Triangle to Hexagon

This problem gives you a ridiculous geometrical description and asks you to compute some stuff.

First step is to calculate I and center(O). I is the intersection of the angle bisectors, and c(O) is the intersection of the perpendicular bisectors.

NOTE: always use angle. never use slope. slope breaks for vertical lines and angle doesn't.

NOTE: angle bisectors can be computed by calculating the angle that is halfway between the angles. In short, tan((arctan2(y1-y, x1-x) + arctan2(y2-y, x2-x))/2) for the slope, and then we can use the vertex coordinates as offsets

NOTE: perpendicular bisectors can be computed by adding pi/2 to the angle of the line, calculating the midpoint (just average the two points!), and then using that to find the offsets

Next we have to calculate the radius of O. This is simply the distance from center(O) to one of the triangle vertices.

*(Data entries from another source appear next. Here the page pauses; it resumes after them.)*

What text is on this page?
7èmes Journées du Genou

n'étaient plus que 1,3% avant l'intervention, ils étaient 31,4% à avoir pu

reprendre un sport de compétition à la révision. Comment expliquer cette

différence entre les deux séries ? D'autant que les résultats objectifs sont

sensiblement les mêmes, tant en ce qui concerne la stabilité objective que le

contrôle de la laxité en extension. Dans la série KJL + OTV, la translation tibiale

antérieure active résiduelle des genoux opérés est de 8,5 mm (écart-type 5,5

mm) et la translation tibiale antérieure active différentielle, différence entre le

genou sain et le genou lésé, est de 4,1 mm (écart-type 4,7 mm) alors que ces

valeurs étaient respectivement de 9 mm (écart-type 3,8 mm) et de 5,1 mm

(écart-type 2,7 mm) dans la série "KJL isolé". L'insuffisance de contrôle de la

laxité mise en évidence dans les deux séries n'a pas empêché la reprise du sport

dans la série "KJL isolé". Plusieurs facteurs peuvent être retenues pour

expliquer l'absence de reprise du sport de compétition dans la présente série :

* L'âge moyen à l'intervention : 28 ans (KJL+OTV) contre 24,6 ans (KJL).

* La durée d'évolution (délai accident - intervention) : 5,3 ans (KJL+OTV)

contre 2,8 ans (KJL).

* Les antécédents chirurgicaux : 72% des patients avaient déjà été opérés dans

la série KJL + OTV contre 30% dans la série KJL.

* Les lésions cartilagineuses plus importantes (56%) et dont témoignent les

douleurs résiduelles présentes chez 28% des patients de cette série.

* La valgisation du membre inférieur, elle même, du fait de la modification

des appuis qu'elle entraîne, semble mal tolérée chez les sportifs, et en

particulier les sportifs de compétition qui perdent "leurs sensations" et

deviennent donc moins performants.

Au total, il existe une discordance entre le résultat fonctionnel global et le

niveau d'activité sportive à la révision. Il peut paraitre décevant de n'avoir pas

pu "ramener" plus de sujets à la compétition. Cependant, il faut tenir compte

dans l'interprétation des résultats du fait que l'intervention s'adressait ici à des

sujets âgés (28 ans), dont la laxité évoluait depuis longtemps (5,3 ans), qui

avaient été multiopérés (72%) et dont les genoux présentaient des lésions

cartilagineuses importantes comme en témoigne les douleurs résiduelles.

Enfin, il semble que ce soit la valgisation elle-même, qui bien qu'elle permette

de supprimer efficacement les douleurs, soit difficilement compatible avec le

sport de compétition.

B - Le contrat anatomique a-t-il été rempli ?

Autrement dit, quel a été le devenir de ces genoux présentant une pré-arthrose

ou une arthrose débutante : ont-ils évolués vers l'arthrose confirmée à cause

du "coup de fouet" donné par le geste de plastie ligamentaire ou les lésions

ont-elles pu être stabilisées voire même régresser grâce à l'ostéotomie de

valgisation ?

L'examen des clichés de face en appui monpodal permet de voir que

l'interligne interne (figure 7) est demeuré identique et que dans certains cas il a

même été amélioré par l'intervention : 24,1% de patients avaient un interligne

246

Next we can calculate the intersection of the angle bisectors with O. This can either be done by finding the line perpendicular to the bisector which goes through center(O), then solving the circle intersection using trig, or we can also be lazy if we'd like and binary search along the bisector to find the point which is the right distance from center(O). Either way works.

After we've done that, we have points to define all relevant line segments, at which point, we just have to perform intersection between all the lines we need to, and calculate the distances between them.